HKMA intervenes to defend Hong Kong dollar peg, taking currency purchases beyond HK$100 billion amid capital flight
- The HKMA has bought HK$104.28 billion and sold US$13.28 billion in 14 interventions since May, surpassing the previous annual interventions in 2018 and 2019
- Widening yield gap has stoked capital flight from Hong Kong as commercial banks in the city refrained from raising their rates

The authority bought HK$8.58 billion and sold US$1.09 billion on Thursday morning to support the peg after the local currency hit the weaker end of HK$7.85 per dollar amid concerns about a widening interest-rate gap, according to a statement by the de facto central bank.
Including the five moves, the HKMA has intervened 14 times this year by buying a total of HK$104.28 billion of local currency and selling US$13.28 billion of US currency.
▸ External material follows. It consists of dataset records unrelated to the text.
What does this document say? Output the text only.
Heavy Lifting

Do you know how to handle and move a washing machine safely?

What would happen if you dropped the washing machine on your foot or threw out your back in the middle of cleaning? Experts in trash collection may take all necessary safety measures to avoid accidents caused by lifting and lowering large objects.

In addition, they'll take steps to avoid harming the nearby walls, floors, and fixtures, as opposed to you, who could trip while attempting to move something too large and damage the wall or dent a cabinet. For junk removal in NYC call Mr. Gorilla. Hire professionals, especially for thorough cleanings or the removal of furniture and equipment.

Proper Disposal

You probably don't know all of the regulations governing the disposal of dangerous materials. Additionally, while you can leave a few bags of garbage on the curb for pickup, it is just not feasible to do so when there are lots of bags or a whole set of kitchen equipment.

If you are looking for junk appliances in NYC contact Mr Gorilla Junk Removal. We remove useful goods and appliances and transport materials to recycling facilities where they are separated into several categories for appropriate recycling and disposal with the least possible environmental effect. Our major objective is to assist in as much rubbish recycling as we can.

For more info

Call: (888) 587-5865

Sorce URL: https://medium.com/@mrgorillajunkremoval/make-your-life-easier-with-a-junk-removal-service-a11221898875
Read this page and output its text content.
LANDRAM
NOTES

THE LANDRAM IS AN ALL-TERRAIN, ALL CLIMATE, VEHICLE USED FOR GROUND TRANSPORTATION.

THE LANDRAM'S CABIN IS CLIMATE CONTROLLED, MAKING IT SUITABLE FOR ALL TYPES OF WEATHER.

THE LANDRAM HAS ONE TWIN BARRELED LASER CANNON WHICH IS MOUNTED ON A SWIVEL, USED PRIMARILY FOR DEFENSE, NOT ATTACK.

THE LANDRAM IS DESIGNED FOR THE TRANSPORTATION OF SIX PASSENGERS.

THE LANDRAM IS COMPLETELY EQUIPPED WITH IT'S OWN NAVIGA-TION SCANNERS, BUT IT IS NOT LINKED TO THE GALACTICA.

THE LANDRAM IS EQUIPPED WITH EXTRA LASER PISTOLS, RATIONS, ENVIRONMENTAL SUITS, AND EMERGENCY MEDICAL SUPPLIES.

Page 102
This has surpassed the purchases in 2018 of HK$103.48 billion, and HK$22.13 billion in 2019 – the most recent bouts of capital outflows.

The monetary authority is obliged to keep the local dollar within the HK$7.75 to HK$7.85 band under its linked exchange rate system. The HKMA also raised its base rate in lockstep under the system, while commercial banks in the city have so far refrained from raising their lending rates.
The widening rate-gap has induced capital flight from Hong Kong as investors searched for higher yielding assets elsewhere, weakening the local currency. Hong Kong pegged its currency at HK$7.80 per dollar in 1983 and later introduced the trading band in 2005.